9. While He leaves us here to give witness to His rescuing, restoring grace, he reminds us of the marvel of His gift of a new nature.
This is how I learned that the same Christ whose victory on the Cross provided atonement and forgiveness for my sin, by that same death also provided for my victory over sin's power (Romans 6:1-10; Colossians 2:13-15). Just as Jesus is my Savior from sin's guilt and penalty, He is my Savior from sin's mastery.
I sinned because I had not learned my new Master's method of refusing temptation. I needed to put to work Jesus' victory over the sinful nature that remained in me.
Putting the Piece in Place
What is that method? What is the process of growth in the ability to say "Yes" to the new nature and "No" to the old? I found it in Romans 6:11-23. The same faith that believes God about His salvation gives mastery over sinful temptation. Impulse control, according to verses 11-14, is found in treating the old nature as having been crucified with Christ. "Count yourselves dead to sin" means consider yourselves, believe yourselves, realize that you are dead to sin. So I learned to treat my old self as dead, not as my master. I needed to learn to get dressed every morning in the spiritual armor that God provided to protect me from Satan's attacks (Ephesians 6:10–18; see also 1 Peter 2:1; 1 Corinthians 3:2; Colossians 3:1-9; Hebrews 6:1-2).
In practical terms, what does all this mean to be delivered from the power of sin? It means that the living Christ has given my new nature the ability to say "YES!" to Him while it says "NO!" to my old nature's lusts (Titus 2:11). This is God's viewpoint of today's taste of "salvation." He has freed me from sin's absolute rule. My old nature can no longer force me to sin when I am tempted. I am free to say "NO!" "I can do all things through Christ who strengthens me!" (Philippians 4:13). "All things" must include the ability to say "No" to temptation as I say, "Yes" to my Lord. He has given me self-control (Galatians 5:22–23). Any time that I fail to exercise that freedom, it is my own fault for not receiving Christ's power to do so.
The same God that promised forgiveness on the basis of Christ's dying for me, promises Christ's death, resurrection, and living power to free me from bondage to the law of sin and death, and from Satan's power (James 4:7), so I can
choose righteousness! Each time I do, He comes through and wins the battle.

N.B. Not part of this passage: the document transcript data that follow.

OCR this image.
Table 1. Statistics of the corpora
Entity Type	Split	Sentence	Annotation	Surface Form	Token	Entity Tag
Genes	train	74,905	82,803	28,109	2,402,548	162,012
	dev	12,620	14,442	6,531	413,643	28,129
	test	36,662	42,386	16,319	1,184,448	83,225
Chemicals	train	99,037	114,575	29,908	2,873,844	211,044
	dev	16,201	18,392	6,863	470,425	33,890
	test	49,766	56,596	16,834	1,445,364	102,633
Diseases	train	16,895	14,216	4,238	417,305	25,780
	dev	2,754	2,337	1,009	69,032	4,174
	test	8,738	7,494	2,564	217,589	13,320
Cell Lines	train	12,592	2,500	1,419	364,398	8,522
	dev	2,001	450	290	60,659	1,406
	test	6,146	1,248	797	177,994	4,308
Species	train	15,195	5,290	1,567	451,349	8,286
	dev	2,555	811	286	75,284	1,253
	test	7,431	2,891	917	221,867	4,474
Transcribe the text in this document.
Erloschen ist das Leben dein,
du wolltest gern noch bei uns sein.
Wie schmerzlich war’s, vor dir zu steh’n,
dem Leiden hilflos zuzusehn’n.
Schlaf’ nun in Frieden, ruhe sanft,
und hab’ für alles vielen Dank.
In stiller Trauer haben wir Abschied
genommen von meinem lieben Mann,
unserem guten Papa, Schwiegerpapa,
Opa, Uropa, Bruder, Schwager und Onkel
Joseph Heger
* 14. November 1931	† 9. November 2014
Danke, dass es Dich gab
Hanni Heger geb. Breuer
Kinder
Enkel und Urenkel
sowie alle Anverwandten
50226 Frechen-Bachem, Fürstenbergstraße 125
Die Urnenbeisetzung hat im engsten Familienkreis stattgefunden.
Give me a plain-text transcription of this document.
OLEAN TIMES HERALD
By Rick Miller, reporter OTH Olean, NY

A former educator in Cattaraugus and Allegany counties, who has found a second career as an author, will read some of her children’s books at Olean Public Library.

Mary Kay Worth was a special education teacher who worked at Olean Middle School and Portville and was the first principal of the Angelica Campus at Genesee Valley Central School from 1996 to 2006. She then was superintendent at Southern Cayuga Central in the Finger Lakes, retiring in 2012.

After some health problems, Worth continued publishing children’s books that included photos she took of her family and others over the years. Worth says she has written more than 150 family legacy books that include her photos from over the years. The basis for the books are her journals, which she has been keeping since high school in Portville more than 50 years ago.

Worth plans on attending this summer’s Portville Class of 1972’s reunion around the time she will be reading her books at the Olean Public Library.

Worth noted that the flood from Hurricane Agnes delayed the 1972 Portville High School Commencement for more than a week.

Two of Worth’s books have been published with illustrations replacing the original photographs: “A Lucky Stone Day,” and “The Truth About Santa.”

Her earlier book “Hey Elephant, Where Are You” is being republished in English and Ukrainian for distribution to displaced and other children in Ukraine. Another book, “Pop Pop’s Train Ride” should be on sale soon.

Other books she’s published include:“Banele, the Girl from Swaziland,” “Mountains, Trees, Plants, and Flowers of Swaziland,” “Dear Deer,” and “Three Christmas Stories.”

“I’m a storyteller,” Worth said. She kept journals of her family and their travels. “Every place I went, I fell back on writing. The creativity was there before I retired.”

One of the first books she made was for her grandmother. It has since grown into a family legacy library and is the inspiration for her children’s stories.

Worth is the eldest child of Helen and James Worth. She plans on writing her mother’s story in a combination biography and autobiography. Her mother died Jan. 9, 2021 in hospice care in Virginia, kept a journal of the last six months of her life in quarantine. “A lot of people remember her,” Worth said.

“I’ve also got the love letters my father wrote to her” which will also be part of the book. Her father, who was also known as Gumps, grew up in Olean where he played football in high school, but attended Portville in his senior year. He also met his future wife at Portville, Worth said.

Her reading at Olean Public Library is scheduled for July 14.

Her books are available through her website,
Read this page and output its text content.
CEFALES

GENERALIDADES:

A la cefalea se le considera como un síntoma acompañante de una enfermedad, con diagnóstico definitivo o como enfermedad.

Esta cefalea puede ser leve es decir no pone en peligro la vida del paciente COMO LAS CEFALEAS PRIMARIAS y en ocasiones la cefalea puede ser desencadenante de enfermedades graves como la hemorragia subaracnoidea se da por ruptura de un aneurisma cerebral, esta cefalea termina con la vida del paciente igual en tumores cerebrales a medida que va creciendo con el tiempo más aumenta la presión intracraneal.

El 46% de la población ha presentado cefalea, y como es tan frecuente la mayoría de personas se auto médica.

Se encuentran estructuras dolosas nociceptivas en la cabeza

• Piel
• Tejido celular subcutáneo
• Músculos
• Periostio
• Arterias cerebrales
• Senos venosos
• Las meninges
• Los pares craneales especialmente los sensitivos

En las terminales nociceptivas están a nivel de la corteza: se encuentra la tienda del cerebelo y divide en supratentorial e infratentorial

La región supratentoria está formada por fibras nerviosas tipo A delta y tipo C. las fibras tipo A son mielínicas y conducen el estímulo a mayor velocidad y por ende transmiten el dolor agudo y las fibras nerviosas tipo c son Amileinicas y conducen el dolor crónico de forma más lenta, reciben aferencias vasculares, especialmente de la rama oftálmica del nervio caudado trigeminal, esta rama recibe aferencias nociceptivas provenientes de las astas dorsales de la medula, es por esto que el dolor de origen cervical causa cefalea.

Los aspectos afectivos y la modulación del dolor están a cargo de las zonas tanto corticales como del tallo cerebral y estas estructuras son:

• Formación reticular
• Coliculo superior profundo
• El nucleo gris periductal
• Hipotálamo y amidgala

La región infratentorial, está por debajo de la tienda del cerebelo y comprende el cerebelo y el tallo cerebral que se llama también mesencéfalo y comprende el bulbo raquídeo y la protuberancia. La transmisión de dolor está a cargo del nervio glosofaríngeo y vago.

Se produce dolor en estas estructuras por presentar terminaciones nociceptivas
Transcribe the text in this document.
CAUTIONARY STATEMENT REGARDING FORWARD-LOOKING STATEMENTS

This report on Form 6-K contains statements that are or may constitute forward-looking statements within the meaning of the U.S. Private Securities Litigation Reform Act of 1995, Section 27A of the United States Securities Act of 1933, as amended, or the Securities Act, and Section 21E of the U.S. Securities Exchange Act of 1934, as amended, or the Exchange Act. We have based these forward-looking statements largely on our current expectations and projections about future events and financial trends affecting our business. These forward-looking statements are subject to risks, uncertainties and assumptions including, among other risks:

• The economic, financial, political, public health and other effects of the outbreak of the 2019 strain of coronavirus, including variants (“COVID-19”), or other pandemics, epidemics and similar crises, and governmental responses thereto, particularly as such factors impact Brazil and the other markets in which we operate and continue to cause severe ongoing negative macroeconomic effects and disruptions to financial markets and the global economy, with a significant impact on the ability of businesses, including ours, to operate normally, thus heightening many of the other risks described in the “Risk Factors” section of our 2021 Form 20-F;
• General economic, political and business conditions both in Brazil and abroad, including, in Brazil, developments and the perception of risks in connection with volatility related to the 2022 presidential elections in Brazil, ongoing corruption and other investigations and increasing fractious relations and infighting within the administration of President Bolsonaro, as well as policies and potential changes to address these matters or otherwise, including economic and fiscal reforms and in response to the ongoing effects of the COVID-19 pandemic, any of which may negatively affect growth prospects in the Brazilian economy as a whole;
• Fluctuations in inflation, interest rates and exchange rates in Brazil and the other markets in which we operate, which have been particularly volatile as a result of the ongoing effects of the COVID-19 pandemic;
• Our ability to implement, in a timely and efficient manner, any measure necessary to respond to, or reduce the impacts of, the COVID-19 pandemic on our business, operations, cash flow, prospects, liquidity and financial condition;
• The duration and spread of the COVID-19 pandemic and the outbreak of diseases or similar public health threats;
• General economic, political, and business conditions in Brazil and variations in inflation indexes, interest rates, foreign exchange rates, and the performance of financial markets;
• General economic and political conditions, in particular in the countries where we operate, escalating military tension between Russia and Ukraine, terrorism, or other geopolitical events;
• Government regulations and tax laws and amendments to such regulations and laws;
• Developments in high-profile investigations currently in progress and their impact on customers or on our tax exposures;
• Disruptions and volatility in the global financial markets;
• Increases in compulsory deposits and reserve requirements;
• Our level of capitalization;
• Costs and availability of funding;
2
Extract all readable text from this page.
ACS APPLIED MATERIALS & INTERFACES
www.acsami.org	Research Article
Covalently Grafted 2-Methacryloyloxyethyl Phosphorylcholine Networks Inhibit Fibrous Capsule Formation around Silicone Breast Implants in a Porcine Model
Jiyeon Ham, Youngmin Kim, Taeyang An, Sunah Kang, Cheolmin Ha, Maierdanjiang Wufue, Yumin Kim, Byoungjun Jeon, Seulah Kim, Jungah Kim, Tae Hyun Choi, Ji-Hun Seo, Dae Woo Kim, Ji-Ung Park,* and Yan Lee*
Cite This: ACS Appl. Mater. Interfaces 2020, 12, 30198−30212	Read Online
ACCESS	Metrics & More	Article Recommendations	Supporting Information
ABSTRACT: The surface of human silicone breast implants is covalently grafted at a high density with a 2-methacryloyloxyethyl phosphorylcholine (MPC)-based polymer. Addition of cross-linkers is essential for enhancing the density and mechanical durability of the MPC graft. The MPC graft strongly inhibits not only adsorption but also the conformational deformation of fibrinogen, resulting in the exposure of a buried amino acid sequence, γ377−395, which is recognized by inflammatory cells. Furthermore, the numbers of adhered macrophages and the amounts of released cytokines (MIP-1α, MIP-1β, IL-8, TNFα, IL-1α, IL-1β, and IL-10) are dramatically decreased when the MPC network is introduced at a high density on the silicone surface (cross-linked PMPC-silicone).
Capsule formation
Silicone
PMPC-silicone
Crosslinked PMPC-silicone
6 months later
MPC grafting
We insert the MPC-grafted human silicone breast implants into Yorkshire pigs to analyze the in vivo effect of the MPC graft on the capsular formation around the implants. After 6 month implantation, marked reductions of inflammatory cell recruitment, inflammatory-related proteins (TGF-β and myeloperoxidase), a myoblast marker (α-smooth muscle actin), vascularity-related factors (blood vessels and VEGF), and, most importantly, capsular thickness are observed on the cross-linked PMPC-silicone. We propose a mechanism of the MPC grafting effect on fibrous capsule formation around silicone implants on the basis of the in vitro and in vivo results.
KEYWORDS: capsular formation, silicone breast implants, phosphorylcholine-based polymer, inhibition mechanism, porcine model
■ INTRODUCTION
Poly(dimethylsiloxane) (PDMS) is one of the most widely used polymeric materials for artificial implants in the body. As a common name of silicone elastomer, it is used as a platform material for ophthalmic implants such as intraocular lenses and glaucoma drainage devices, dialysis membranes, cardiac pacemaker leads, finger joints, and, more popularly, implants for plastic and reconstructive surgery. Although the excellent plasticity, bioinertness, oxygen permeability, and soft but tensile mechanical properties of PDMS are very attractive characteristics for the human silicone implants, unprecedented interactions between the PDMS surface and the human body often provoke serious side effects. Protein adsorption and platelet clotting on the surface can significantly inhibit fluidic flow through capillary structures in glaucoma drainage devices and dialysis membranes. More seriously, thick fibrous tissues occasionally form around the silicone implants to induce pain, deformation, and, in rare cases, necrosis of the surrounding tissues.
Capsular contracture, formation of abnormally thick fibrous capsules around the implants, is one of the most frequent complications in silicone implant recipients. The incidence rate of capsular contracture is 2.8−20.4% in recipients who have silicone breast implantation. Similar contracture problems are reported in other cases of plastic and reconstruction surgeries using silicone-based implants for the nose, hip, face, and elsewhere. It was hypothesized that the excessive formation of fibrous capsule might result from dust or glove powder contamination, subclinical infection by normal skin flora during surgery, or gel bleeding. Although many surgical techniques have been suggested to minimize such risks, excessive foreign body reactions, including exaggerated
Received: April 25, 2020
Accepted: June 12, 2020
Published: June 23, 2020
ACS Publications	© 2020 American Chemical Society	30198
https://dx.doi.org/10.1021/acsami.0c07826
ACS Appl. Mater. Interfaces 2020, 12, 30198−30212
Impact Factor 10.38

The Cross and the Empty Grave
Jesus' work in my heart makes himself and his righteous name not only the true objects of my faith, but also my primary passions that overcome my selfish lusts. The integrating keys are my Savior's self-sacrifice and resurrection. He really did die to break sin's power, and He really is alive again to make that power real (Romans 6:10). In every tempting situation, He is saying, "Rely on my real and pure presence and power, keeping my word to give you supremacy over your temptation. This is the victory that I supply. Yes, it is the demonstration of my new life in you, the love for the righteous God that overcomes lustful love for self."
The result is praise to God, not only from my heart, but from those who observe His power in my life giving me victory over that old nature. He has peeled off another onion-layer of sinfulness, so as to make me a little more like Him (Romans 8:28–31).
Why I wrote this
I share my experience as an encouragement to those who love Jesus, but who have failed Him by falling into sin. Instead of throwing you out as a failure, He is extending to you His forgiveness and
His power to avoid future failure.
If you recognize that you, too, are "in Christ" (see the first two chapters of Ephesians), then your present need is to repent of your backsliding, and through honest confession (1 John 1:9) return to the Shepherd and Overseer of your soul (1 Peter 2:25). Your gratitude for His patience, His restoring welcome, and the completeness of the salvation that He paid for in His own blood (1 John 2:2) will be in equal but opposite proportion to the despair that you may be feeling. Then this experience of near-despair will prove to be a true gift of God to you, constantly reminding you to treat your old man as dead as you grow in grace and the knowledge of Jesus Christ.